All of the sadness of the city came suddenly with the first cold rains of winter, and there were no more tops to the high white houses as you walked but only the wet blackness of the street and the closed doors of the small shops, the herb sellers, the stationery and the newspaper shops, the midwife—second class—and the hotel where Verlaine had died where I had a room on the top floor where I worked.

It was either six or eight flights up to the top floor and it was very cold and I knew how much it would cost for a bundle of small twigs, three wire-wrapped packets of short, half-pencil length pieces of split pine to catch fire from the twigs, and then the bundle of half-dried lengths of hard wood that I must buy to make a fire that would warm the room. So I went to the far side of the street to look up at the roof in the rain and see if any chimneys were going, and how the smoke blew. There was no smoke and I thought about how the chimney would be cold and might not draw and of the room possibly filling with smoke, and the fuel wasted, and the money gone with it, and I walked on in the rain. I walked down past the Lycée Henri Quatre and the ancient church of St-Étienne-du-Mont and the windswept Place du Panthéon and cut in for shelter to the right and finally came out on the lee side of the Boulevard St.-Michel and worked on down it past the Cluny and the Boulevard St.-Germain until I came to a good café that I knew on the Place St.-Michel.

It was a pleasant café, warm and clean and friendly, and I hung up my old waterproof on the coat rack to dry and put my worn and weathered felt hat on the rack above the bench and ordered a café au lait. The waiter brought it and I took out a notebook from the pocket of the coat and a pencil and started to write. I was writing about up in Michigan and since it was a wild, cold, blowing day it was that sort of day in the story. I had already seen the end of fall come through boyhood, youth and young manhood, and in one place you could write about it better than in another. That was called transplanting yourself, I thought, and it could be as necessary with people as with other sorts of growing things. But in the story the boys were drinking and this made me thirsty and I ordered a rum St. James. This tasted wonderful on the cold day and I kept on writing, feeling very well and feeling the good Martinique rum warm me all through my body and my spirit.

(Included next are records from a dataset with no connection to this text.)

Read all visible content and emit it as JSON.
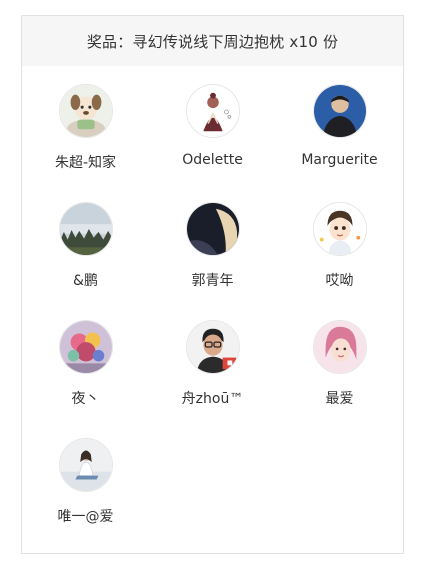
{
  "prize": {
    "label": "奖品：寻幻传说线下周边抱枕 x10 份"
  },
  "winners": [
    {
      "name": "朱超-知家",
      "avatar": "cartoon-dog-avatar"
    },
    {
      "name": "Odelette",
      "avatar": "sketch-girl-avatar"
    },
    {
      "name": "Marguerite",
      "avatar": "man-photo-avatar"
    },
    {
      "name": "&鹏",
      "avatar": "landscape-avatar"
    },
    {
      "name": "郭青年",
      "avatar": "dark-photo-avatar"
    },
    {
      "name": "哎呦",
      "avatar": "cartoon-boy-avatar"
    },
    {
      "name": "夜丶",
      "avatar": "colorful-photo-avatar"
    },
    {
      "name": "舟zhoū™",
      "avatar": "man-with-glasses-avatar"
    },
    {
      "name": "最爱",
      "avatar": "pink-portrait-avatar"
    },
    {
      "name": "唯一@爱",
      "avatar": "girl-sitting-avatar"
    }
  ]
}
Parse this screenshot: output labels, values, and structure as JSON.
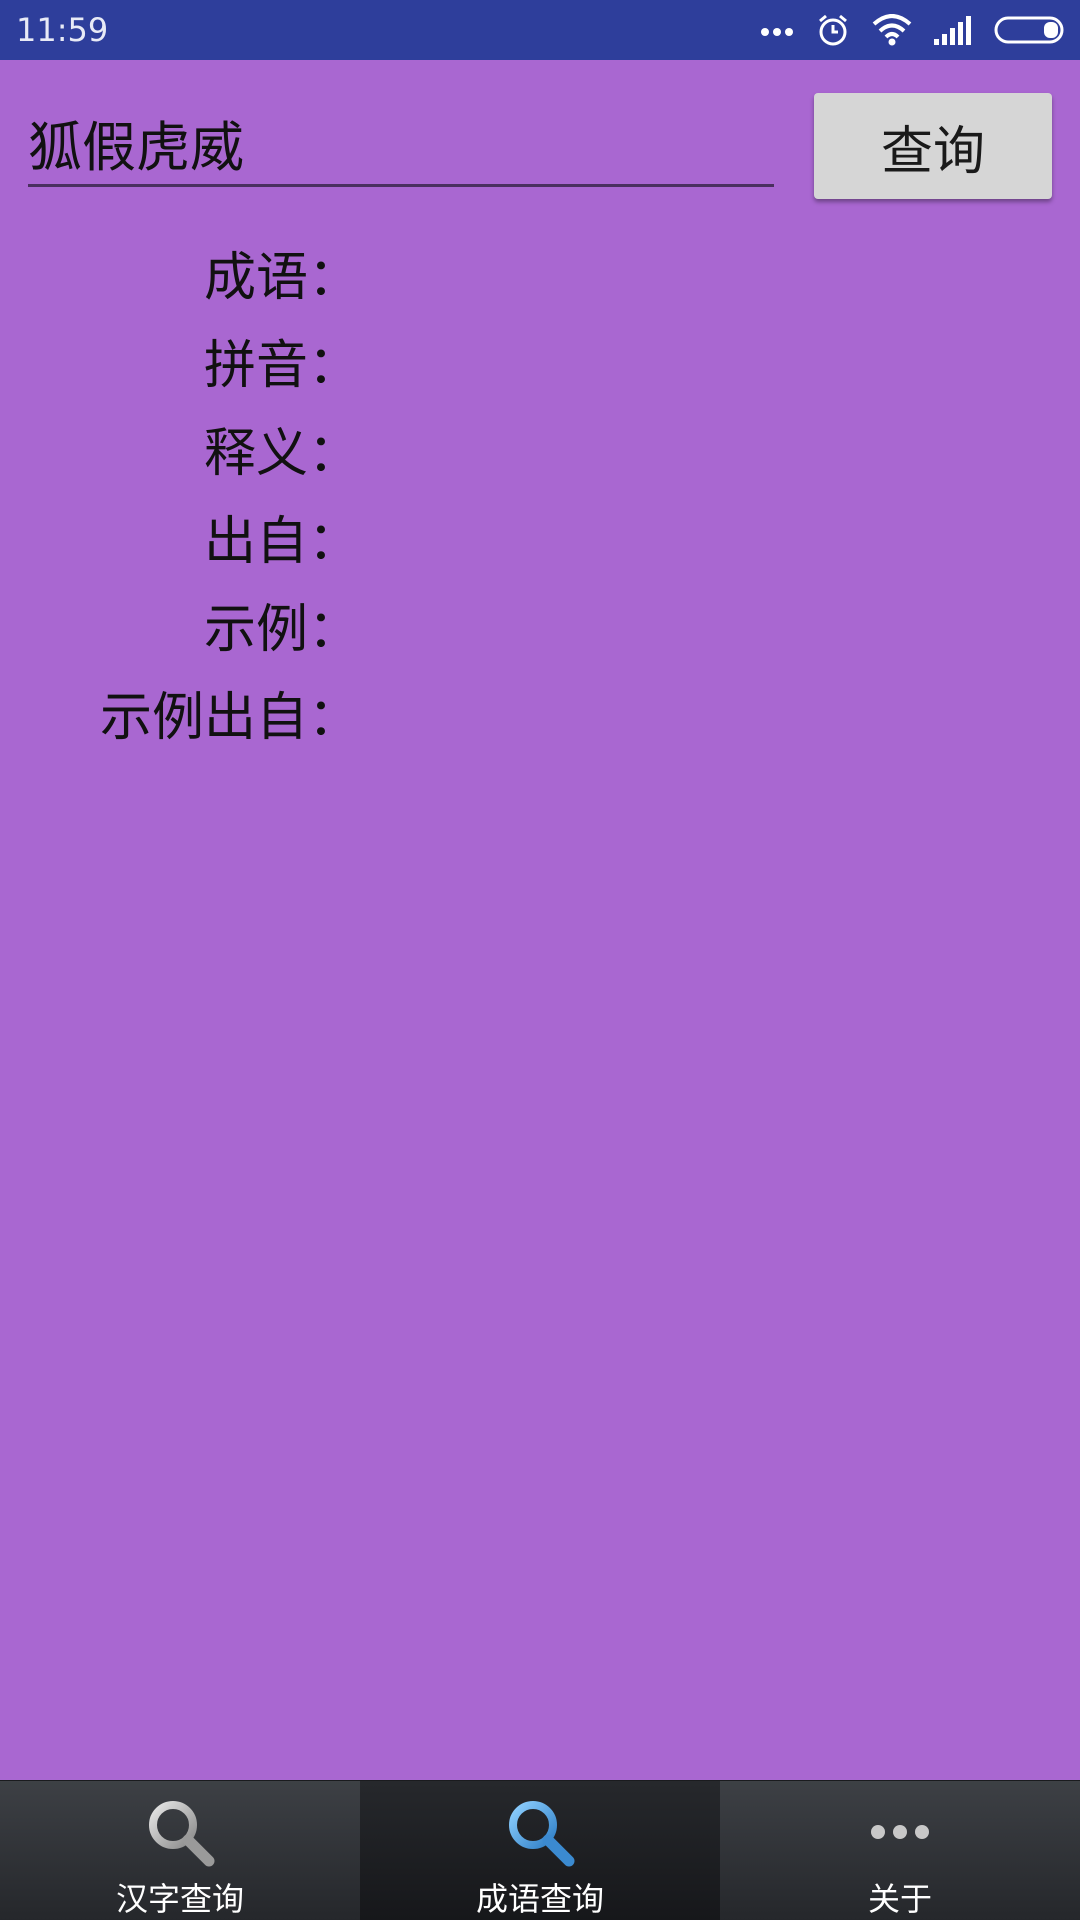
{
  "status_bar": {
    "time": "11:59",
    "icons": [
      "more-dots-icon",
      "alarm-icon",
      "wifi-icon",
      "signal-icon",
      "battery-icon"
    ]
  },
  "search": {
    "value": "狐假虎威",
    "button_label": "查询"
  },
  "results": [
    {
      "label": "成语：",
      "value": ""
    },
    {
      "label": "拼音：",
      "value": ""
    },
    {
      "label": "释义：",
      "value": ""
    },
    {
      "label": "出自：",
      "value": ""
    },
    {
      "label": "示例：",
      "value": ""
    },
    {
      "label": "示例出自：",
      "value": ""
    }
  ],
  "tabs": [
    {
      "label": "汉字查询",
      "icon": "magnifier-icon",
      "active": false
    },
    {
      "label": "成语查询",
      "icon": "magnifier-icon",
      "active": true
    },
    {
      "label": "关于",
      "icon": "more-dots-icon",
      "active": false
    }
  ],
  "colors": {
    "status_bar": "#2e3e9b",
    "background": "#a967d1",
    "button": "#d6d6d6",
    "tab_bar": "#2e3034",
    "active_icon": "#4a9fe0"
  }
}
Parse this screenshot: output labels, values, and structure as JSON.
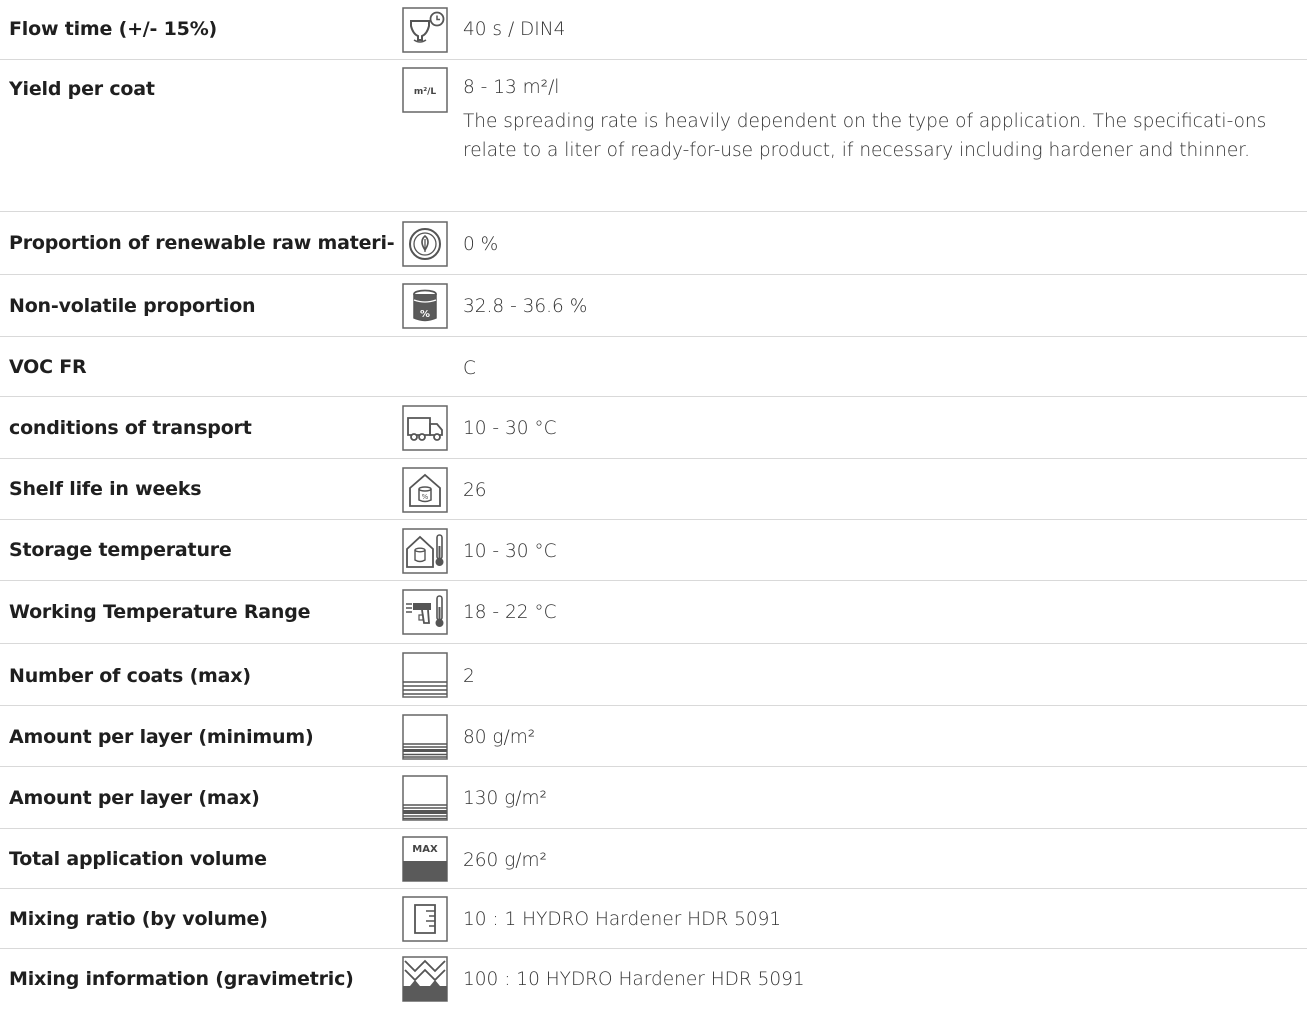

A girl came in the café and sat by herself at a table near the window. She was very pretty with a face fresh as a newly minted coin if they minted coins in smooth flesh with rain-freshened skin, and her hair was black as a crow’s wing and cut sharply and diagonally across her cheek.

I looked at her and she disturbed me and made me very excited. I wished I could put her in the story, or anywhere, but she had placed herself so she could watch the street and the entry and I knew she was waiting for someone. So I went on writing.

The story was writing itself and I was having a hard time keeping up with it. I ordered another rum St. James and I watched the girl whenever I looked up, or when I sharpened the pencil with a pencil sharpener with the shavings curling into the saucer under my drink.

I’ve seen you, beauty, and you belong to me now, whoever you are waiting for and if I never see you again, I thought. You belong to me and all Paris belongs to me and I belong to this notebook and this pencil.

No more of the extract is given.